The FDA even notes that the infamous Quack Miranda warning is insufficient warning to consumers, when it comes to HCG:
We recognize that a number of pages on your website contain a disclaimer stating that the products are not intended to diagnose, treat, cure, or prevent any disease. However, notwithstanding this disclaimer, the claims made on your website for “HCG Fusion 30” and “HCG Fusion 43” clearly demonstrate that these products are drugs as defined by section 201(g)(1) of the Act [21 U.S.C. § 321(g)(1)], because they are intended to affect the structure or any function of the body.
The Alternative Universe
The lack of evidence for HCG, and the explicit FDA warnings haven’t stopped a thriving business model among those that promote alternatives to science-based medicine. In the United States, for example, a naturopath has formed the “HCG Diet Council” and is collecting anecdotes from providers and users as part of their “standardized research program” of both HCG and homeopathic HCG. “Does the FDA Want to Keep America Fat?” the council asks. In Canada, naturopaths at the Northern Centre for Integrative Medicine thumb their nose at the evidence, and Health Canada’s warning:
HCG (Human Chorionic Gonadotrophin) is authorized in Canada only for treatment of women with infertility, and only in an injectable form. There is no scientific evidence that the use of HCG either by mouth (as drops under the tongue, as advertised on the Internet) or as a self-administered injection, could promote weight loss.
NCIM honors the intent of Health Canada’s statement, which is protective in nature. Health Canada’s statement does not address the more substantive issue, which is the significant risk of not taking action to reduce your weight and risking future illness. The NCIM HCG Rx+ weight loss intervention cannot make any guarantees, it nevertheless provides a time-tested approach to weight loss that is physician supervised and individually monitored for safety and effectiveness.
And NCIM doesn’t honour the intent of the statement at all. It notes that the prescription it provides for HCG injections may be covered by private drug insurance.
And a post on HCG can’t neglect it’s biggest television promoter after Kevin Trudeau: Dr. Oz, who having recommended against the HCG diet, turned around and subsequently promoted it on his show, prompting obesity specialist Dr. Yoni Freedhoff to ask “Dr. Oz — so corrupted by fame he even sells himself out?”

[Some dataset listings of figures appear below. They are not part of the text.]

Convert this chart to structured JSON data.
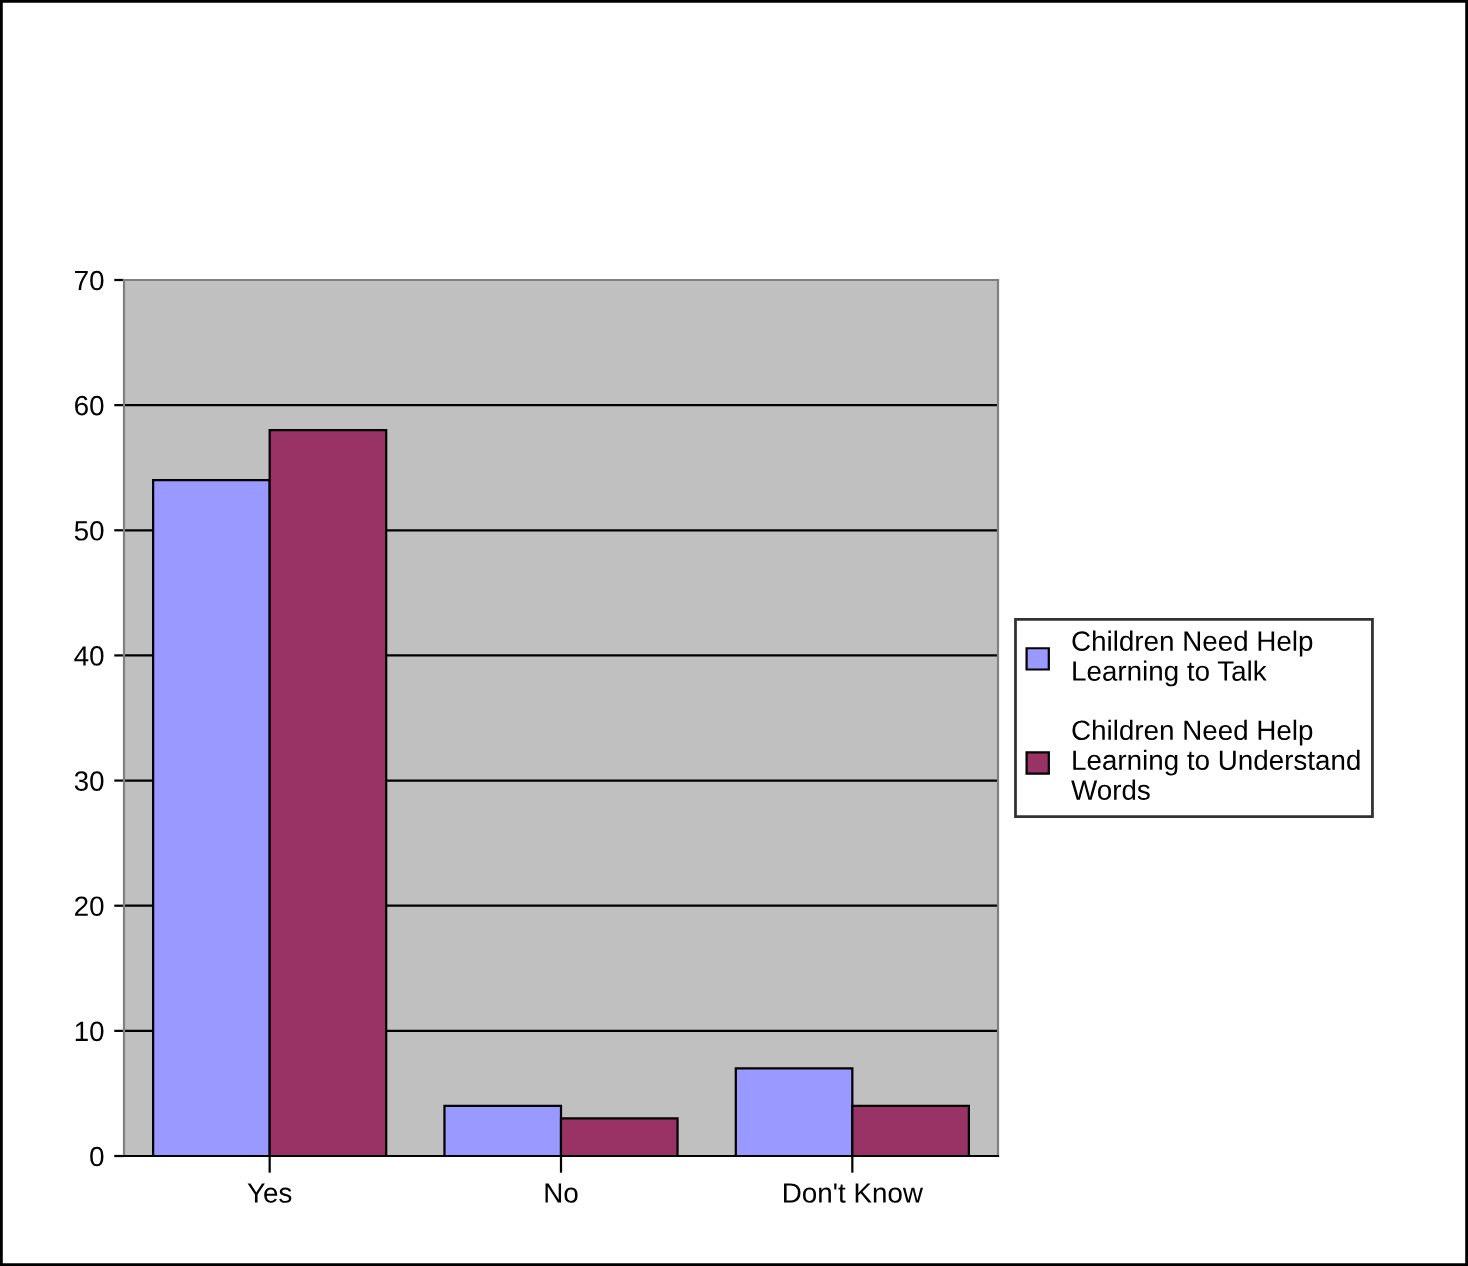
{
  "chart_data": {
    "type": "bar",
    "categories": [
      "Yes",
      "No",
      "Don't Know"
    ],
    "series": [
      {
        "name": "Children Need Help\nLearning to Talk",
        "color": "#9999ff",
        "values": [
          54,
          4,
          7
        ]
      },
      {
        "name": "Children Need Help\nLearning to Understand\nWords",
        "color": "#993366",
        "values": [
          58,
          3,
          4
        ]
      }
    ],
    "ylim": [
      0,
      70
    ],
    "yticks": [
      0,
      10,
      20,
      30,
      40,
      50,
      60,
      70
    ],
    "grid": "y",
    "legend": "right"
  }
}
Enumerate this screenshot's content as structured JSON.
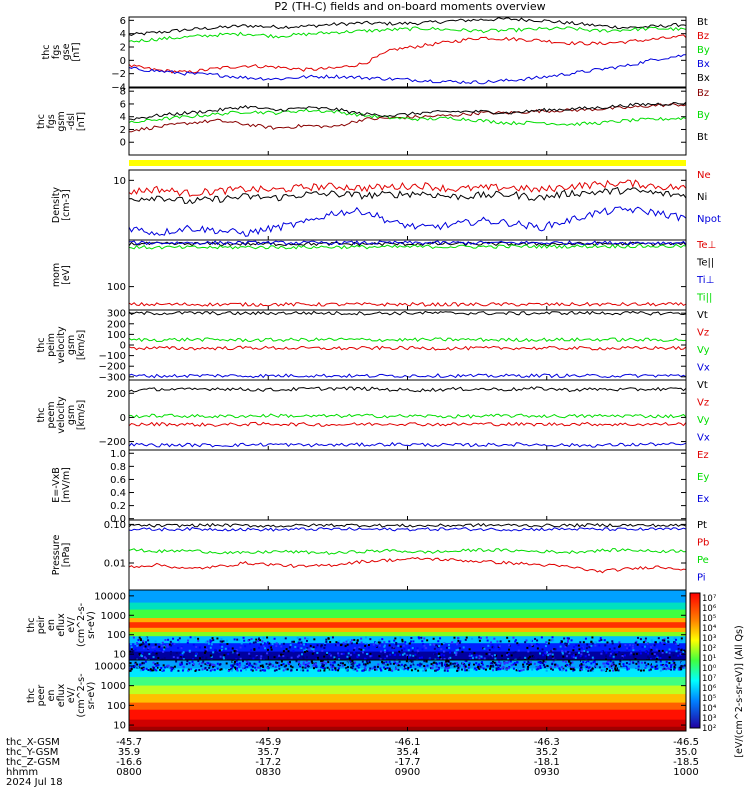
{
  "title": "P2 (TH-C) fields and on-board moments overview",
  "colors": {
    "black": "#000000",
    "red": "#e00000",
    "green": "#00dd00",
    "blue": "#0000dd",
    "darkred": "#880000",
    "yellow": "#ffff00"
  },
  "chart_data": [
    {
      "type": "line",
      "id": "fgs_gse",
      "ylabel": [
        "thc",
        "fgs",
        "gse",
        "[nT]"
      ],
      "ylim": [
        -4,
        6.5
      ],
      "yscale": "linear",
      "yticks": [
        6,
        4,
        2,
        0,
        -2,
        -4
      ],
      "ytick_labels": [
        "6",
        "4",
        "2",
        "0",
        "−2",
        "−4"
      ],
      "series": [
        {
          "name": "Bt",
          "color": "black",
          "values": [
            3.8,
            4.2,
            4.6,
            4.9,
            5.2,
            5.0,
            5.1,
            5.4,
            5.6,
            5.5,
            5.6,
            5.9,
            6.1,
            6.2,
            6.0,
            5.6,
            5.2,
            4.9,
            5.1,
            5.4
          ]
        },
        {
          "name": "Bz",
          "color": "red",
          "values": [
            -0.8,
            -1.5,
            -1.8,
            -1.2,
            -0.8,
            -1.0,
            -1.4,
            -1.2,
            -0.5,
            1.6,
            2.2,
            2.8,
            3.4,
            3.2,
            3.0,
            2.6,
            2.5,
            2.8,
            3.2,
            3.6
          ]
        },
        {
          "name": "By",
          "color": "green",
          "values": [
            2.8,
            3.2,
            3.5,
            3.8,
            4.0,
            3.6,
            3.9,
            4.2,
            4.4,
            4.6,
            4.8,
            4.6,
            4.4,
            4.5,
            4.7,
            4.8,
            4.4,
            4.6,
            4.8,
            4.6
          ]
        },
        {
          "name": "Bx",
          "color": "blue",
          "values": [
            -1.2,
            -1.6,
            -2.0,
            -2.2,
            -2.6,
            -2.8,
            -2.5,
            -2.4,
            -2.6,
            -2.8,
            -3.0,
            -3.2,
            -3.3,
            -3.0,
            -2.6,
            -2.0,
            -1.4,
            -0.8,
            0.2,
            0.8
          ]
        }
      ],
      "legend_extra": [
        "Bx"
      ]
    },
    {
      "type": "line",
      "id": "fgs_gsm",
      "ylabel": [
        "thc",
        "fgs",
        "gsm",
        "-dsl",
        "[nT]"
      ],
      "ylim": [
        -2,
        8.5
      ],
      "yscale": "linear",
      "yticks": [
        8,
        6,
        4,
        2,
        0
      ],
      "ytick_labels": [
        "8",
        "6",
        "4",
        "2",
        "0"
      ],
      "series": [
        {
          "name": "Bz",
          "color": "darkred",
          "values": [
            1.8,
            2.4,
            3.0,
            3.4,
            2.8,
            2.2,
            2.6,
            2.4,
            3.6,
            3.8,
            4.0,
            4.2,
            4.6,
            4.6,
            4.9,
            5.0,
            5.2,
            5.4,
            5.8,
            5.9
          ]
        },
        {
          "name": "By",
          "color": "green",
          "values": [
            3.0,
            3.6,
            4.0,
            4.4,
            4.8,
            4.6,
            5.0,
            4.8,
            4.2,
            3.8,
            3.6,
            3.8,
            3.4,
            3.0,
            3.1,
            2.8,
            3.0,
            3.4,
            3.6,
            3.8
          ]
        },
        {
          "name": "Bt",
          "color": "black",
          "values": [
            3.6,
            4.2,
            4.6,
            5.0,
            5.6,
            5.0,
            5.4,
            5.2,
            4.4,
            4.2,
            4.6,
            4.8,
            4.8,
            4.6,
            5.0,
            5.2,
            5.4,
            5.8,
            6.0,
            6.1
          ]
        }
      ]
    },
    {
      "type": "line",
      "id": "density",
      "ylabel": [
        "Density",
        "[cm-3]"
      ],
      "ylim": [
        2.2,
        13
      ],
      "yscale": "log",
      "yticks": [
        10
      ],
      "ytick_labels": [
        "10"
      ],
      "series": [
        {
          "name": "Ne",
          "color": "red",
          "values": [
            7.5,
            8.0,
            7.2,
            7.6,
            8.0,
            7.8,
            8.4,
            8.6,
            8.2,
            8.5,
            8.8,
            8.0,
            8.2,
            8.4,
            7.8,
            8.6,
            9.0,
            9.4,
            8.6,
            8.2
          ]
        },
        {
          "name": "Ni",
          "color": "black",
          "values": [
            6.2,
            6.6,
            5.8,
            6.2,
            6.6,
            6.4,
            7.0,
            7.1,
            6.8,
            7.0,
            7.2,
            6.6,
            6.8,
            7.0,
            6.4,
            7.2,
            7.4,
            7.8,
            7.2,
            6.8
          ]
        },
        {
          "name": "Npot",
          "color": "blue",
          "values": [
            3.0,
            2.6,
            3.0,
            2.8,
            2.6,
            3.0,
            3.4,
            4.4,
            4.6,
            3.4,
            3.0,
            3.2,
            3.6,
            3.4,
            3.0,
            3.6,
            4.4,
            4.8,
            4.4,
            3.8
          ]
        }
      ]
    },
    {
      "type": "line",
      "id": "moments_temp",
      "ylabel": [
        "mom",
        "[eV]"
      ],
      "ylim": [
        30,
        1100
      ],
      "yscale": "log",
      "yticks": [
        100
      ],
      "ytick_labels": [
        "100"
      ],
      "series": [
        {
          "name": "Te⊥",
          "color": "red",
          "values": [
            40,
            40,
            40,
            40,
            40,
            40,
            40,
            40,
            40,
            40,
            40,
            40,
            40,
            40,
            40,
            40,
            40,
            40,
            40,
            40
          ]
        },
        {
          "name": "Te||",
          "color": "black",
          "values": [
            900,
            900,
            900,
            900,
            900,
            900,
            900,
            900,
            900,
            900,
            900,
            900,
            900,
            900,
            900,
            900,
            900,
            900,
            900,
            900
          ]
        },
        {
          "name": "Ti⊥",
          "color": "blue",
          "values": [
            950,
            950,
            950,
            950,
            950,
            950,
            950,
            950,
            950,
            950,
            950,
            950,
            950,
            950,
            950,
            950,
            950,
            950,
            950,
            950
          ]
        },
        {
          "name": "Ti||",
          "color": "green",
          "values": [
            750,
            750,
            750,
            750,
            760,
            760,
            760,
            770,
            770,
            770,
            780,
            780,
            780,
            790,
            790,
            790,
            800,
            800,
            800,
            800
          ]
        }
      ]
    },
    {
      "type": "line",
      "id": "peim_velocity",
      "ylabel": [
        "thc",
        "peim",
        "velocity",
        "gsm",
        "[km/s]"
      ],
      "ylim": [
        -330,
        330
      ],
      "yscale": "linear",
      "yticks": [
        300,
        200,
        100,
        0,
        -100,
        -200,
        -300
      ],
      "ytick_labels": [
        "300",
        "200",
        "100",
        "0",
        "−100",
        "−200",
        "−300"
      ],
      "series": [
        {
          "name": "Vt",
          "color": "black",
          "values": [
            298,
            300,
            302,
            300,
            298,
            301,
            303,
            300,
            299,
            300,
            302,
            301,
            300,
            298,
            300,
            303,
            301,
            300,
            299,
            300
          ]
        },
        {
          "name": "Vz",
          "color": "red",
          "values": [
            -30,
            -28,
            -32,
            -30,
            -26,
            -28,
            -30,
            -32,
            -30,
            -28,
            -30,
            -32,
            -30,
            -28,
            -30,
            -30,
            -32,
            -30,
            -28,
            -30
          ]
        },
        {
          "name": "Vy",
          "color": "green",
          "values": [
            50,
            48,
            52,
            50,
            46,
            48,
            50,
            52,
            50,
            48,
            50,
            52,
            50,
            48,
            50,
            50,
            52,
            50,
            48,
            50
          ]
        },
        {
          "name": "Vx",
          "color": "blue",
          "values": [
            -290,
            -292,
            -290,
            -288,
            -292,
            -290,
            -288,
            -290,
            -292,
            -290,
            -288,
            -290,
            -292,
            -290,
            -288,
            -290,
            -292,
            -290,
            -288,
            -290
          ]
        }
      ]
    },
    {
      "type": "line",
      "id": "peem_velocity",
      "ylabel": [
        "thc",
        "peem",
        "velocity",
        "gsm",
        "[km/s]"
      ],
      "ylim": [
        -270,
        310
      ],
      "yscale": "linear",
      "yticks": [
        200,
        0,
        -200
      ],
      "ytick_labels": [
        "200",
        "0",
        "−200"
      ],
      "series": [
        {
          "name": "Vt",
          "color": "black",
          "values": [
            220,
            235,
            230,
            240,
            232,
            228,
            236,
            240,
            238,
            230,
            226,
            234,
            236,
            232,
            240,
            228,
            234,
            230,
            236,
            232
          ]
        },
        {
          "name": "Vz",
          "color": "red",
          "values": [
            -60,
            -55,
            -58,
            -62,
            -56,
            -54,
            -58,
            -60,
            -56,
            -52,
            -56,
            -58,
            -54,
            -56,
            -58,
            -54,
            -56,
            -58,
            -56,
            -54
          ]
        },
        {
          "name": "Vy",
          "color": "green",
          "values": [
            10,
            14,
            12,
            8,
            12,
            16,
            10,
            12,
            14,
            10,
            12,
            8,
            10,
            14,
            12,
            10,
            12,
            14,
            10,
            12
          ]
        },
        {
          "name": "Vx",
          "color": "blue",
          "values": [
            -225,
            -230,
            -228,
            -232,
            -226,
            -224,
            -230,
            -228,
            -226,
            -222,
            -226,
            -230,
            -228,
            -224,
            -226,
            -230,
            -232,
            -226,
            -222,
            -226
          ]
        }
      ]
    },
    {
      "type": "line",
      "id": "efield",
      "ylabel": [
        "E=-VxB",
        "[mV/m]"
      ],
      "ylim": [
        -0.02,
        1.05
      ],
      "yscale": "linear",
      "yticks": [
        1.0,
        0.8,
        0.6,
        0.4,
        0.2,
        0.0
      ],
      "ytick_labels": [
        "1.0",
        "0.8",
        "0.6",
        "0.4",
        "0.2",
        "0.0"
      ],
      "series": [
        {
          "name": "Ez",
          "color": "red",
          "values": []
        },
        {
          "name": "Ey",
          "color": "green",
          "values": []
        },
        {
          "name": "Ex",
          "color": "blue",
          "values": []
        }
      ]
    },
    {
      "type": "line",
      "id": "pressure",
      "ylabel": [
        "Pressure",
        "[nPa]"
      ],
      "ylim": [
        0.002,
        0.13
      ],
      "yscale": "log",
      "yticks": [
        0.1,
        0.01
      ],
      "ytick_labels": [
        "0.10",
        "0.01"
      ],
      "series": [
        {
          "name": "Pt",
          "color": "black",
          "values": [
            0.095,
            0.092,
            0.094,
            0.096,
            0.093,
            0.091,
            0.094,
            0.096,
            0.095,
            0.093,
            0.092,
            0.094,
            0.096,
            0.095,
            0.093,
            0.094,
            0.096,
            0.095,
            0.094,
            0.093
          ]
        },
        {
          "name": "Pb",
          "color": "red",
          "values": [
            0.008,
            0.009,
            0.007,
            0.008,
            0.01,
            0.009,
            0.008,
            0.009,
            0.011,
            0.012,
            0.013,
            0.012,
            0.011,
            0.01,
            0.009,
            0.008,
            0.006,
            0.007,
            0.008,
            0.007
          ]
        },
        {
          "name": "Pe",
          "color": "green",
          "values": [
            0.022,
            0.02,
            0.021,
            0.019,
            0.018,
            0.02,
            0.019,
            0.018,
            0.02,
            0.021,
            0.019,
            0.02,
            0.022,
            0.021,
            0.02,
            0.019,
            0.021,
            0.022,
            0.02,
            0.021
          ]
        },
        {
          "name": "Pi",
          "color": "blue",
          "values": [
            0.075,
            0.074,
            0.076,
            0.075,
            0.074,
            0.073,
            0.075,
            0.076,
            0.075,
            0.074,
            0.075,
            0.076,
            0.075,
            0.074,
            0.075,
            0.076,
            0.075,
            0.074,
            0.075,
            0.076
          ]
        }
      ]
    },
    {
      "type": "heatmap",
      "id": "peir_spec",
      "ylabel": [
        "thc",
        "peir",
        "en",
        "eflux",
        "eV/",
        "(cm^2-s-",
        "sr-eV)"
      ],
      "ylim": [
        5,
        20000
      ],
      "yscale": "log",
      "yticks": [
        10000,
        1000,
        100,
        10
      ],
      "ytick_labels": [
        "10000",
        "1000",
        "100",
        "10"
      ]
    },
    {
      "type": "heatmap",
      "id": "peer_spec",
      "ylabel": [
        "thc",
        "peer",
        "en",
        "eflux",
        "eV/",
        "(cm^2-s-",
        "sr-eV)"
      ],
      "ylim": [
        5,
        20000
      ],
      "yscale": "log",
      "yticks": [
        10000,
        1000,
        100,
        10
      ],
      "ytick_labels": [
        "10000",
        "1000",
        "100",
        "10"
      ]
    }
  ],
  "colorbar": {
    "title": "[eV/(cm^2-s-sr-eV)] (All Qs)",
    "labels": [
      "10^7",
      "10^6",
      "10^5",
      "10^4",
      "10^3",
      "10^2",
      "10^1",
      "10^0",
      "10^7",
      "10^6",
      "10^5",
      "10^4",
      "10^3",
      "10^2"
    ]
  },
  "xaxis": {
    "row_labels": [
      "thc_X-GSM",
      "thc_Y-GSM",
      "thc_Z-GSM",
      "hhmm",
      "2024 Jul 18"
    ],
    "ticks": [
      {
        "x": "-45.7",
        "y": "35.9",
        "z": "-16.6",
        "hhmm": "0800"
      },
      {
        "x": "-45.9",
        "y": "35.7",
        "z": "-17.2",
        "hhmm": "0830"
      },
      {
        "x": "-46.1",
        "y": "35.4",
        "z": "-17.7",
        "hhmm": "0900"
      },
      {
        "x": "-46.3",
        "y": "35.2",
        "z": "-18.1",
        "hhmm": "0930"
      },
      {
        "x": "-46.5",
        "y": "35.0",
        "z": "-18.5",
        "hhmm": "1000"
      }
    ]
  }
}
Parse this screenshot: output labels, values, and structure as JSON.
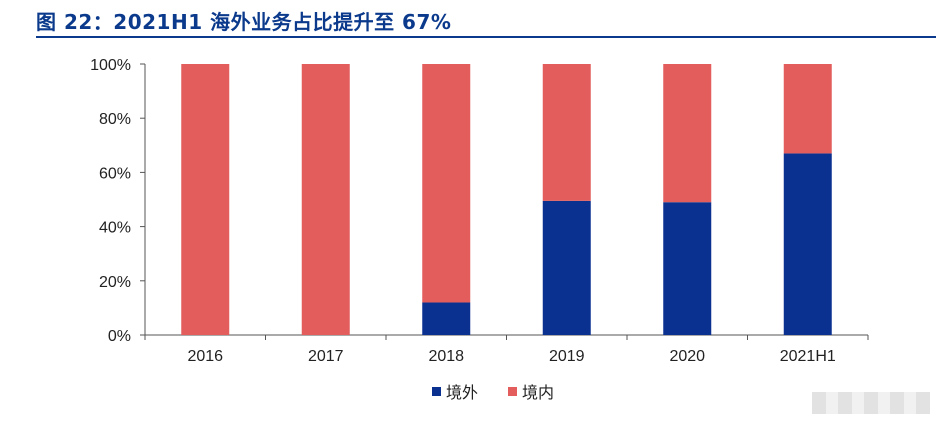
{
  "title": "图 22：2021H1 海外业务占比提升至 67%",
  "colors": {
    "overseas": "#0a3190",
    "domestic": "#e35d5d",
    "title": "#0b3a8c"
  },
  "chart_data": {
    "type": "bar",
    "stacked": true,
    "categories": [
      "2016",
      "2017",
      "2018",
      "2019",
      "2020",
      "2021H1"
    ],
    "series": [
      {
        "name": "境外",
        "values": [
          0,
          0,
          12,
          49.5,
          49,
          67
        ]
      },
      {
        "name": "境内",
        "values": [
          100,
          100,
          88,
          50.5,
          51,
          33
        ]
      }
    ],
    "ylim": [
      0,
      100
    ],
    "yticks": [
      "0%",
      "20%",
      "40%",
      "60%",
      "80%",
      "100%"
    ],
    "legend": "bottom",
    "grid": false
  }
}
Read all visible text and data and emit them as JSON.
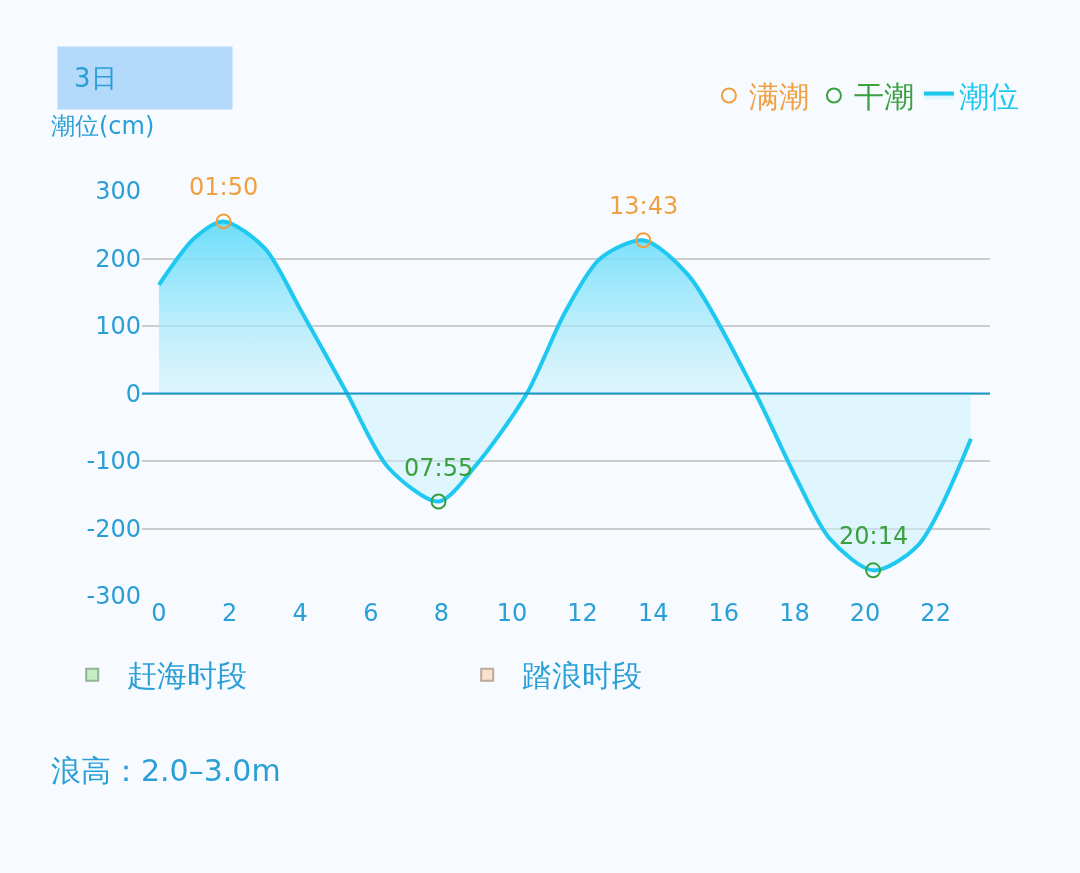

There’s no persuasive evidence that HCG injections has any meaningful effects on weight loss. And “homeopathic” HCG is quite literally, nothing. If the HCG diet shows one thing at all, it’s the tenacity of an idea once it’s been planted. Despite warnings by researchers, health professionals, and regulators since at least 1976 about the lack of evidence for HCG as a weight loss adjunct, it continues to attract attention and new users, now promoted by naturopaths and television personalities that are indifferent to the evidence. It’s gratifying to see a regulator (the FDA in this case) take off the gloves with supplement vendors and other purveyors of HCG pseudoscience. When it comes to weight loss there are no quick fixes.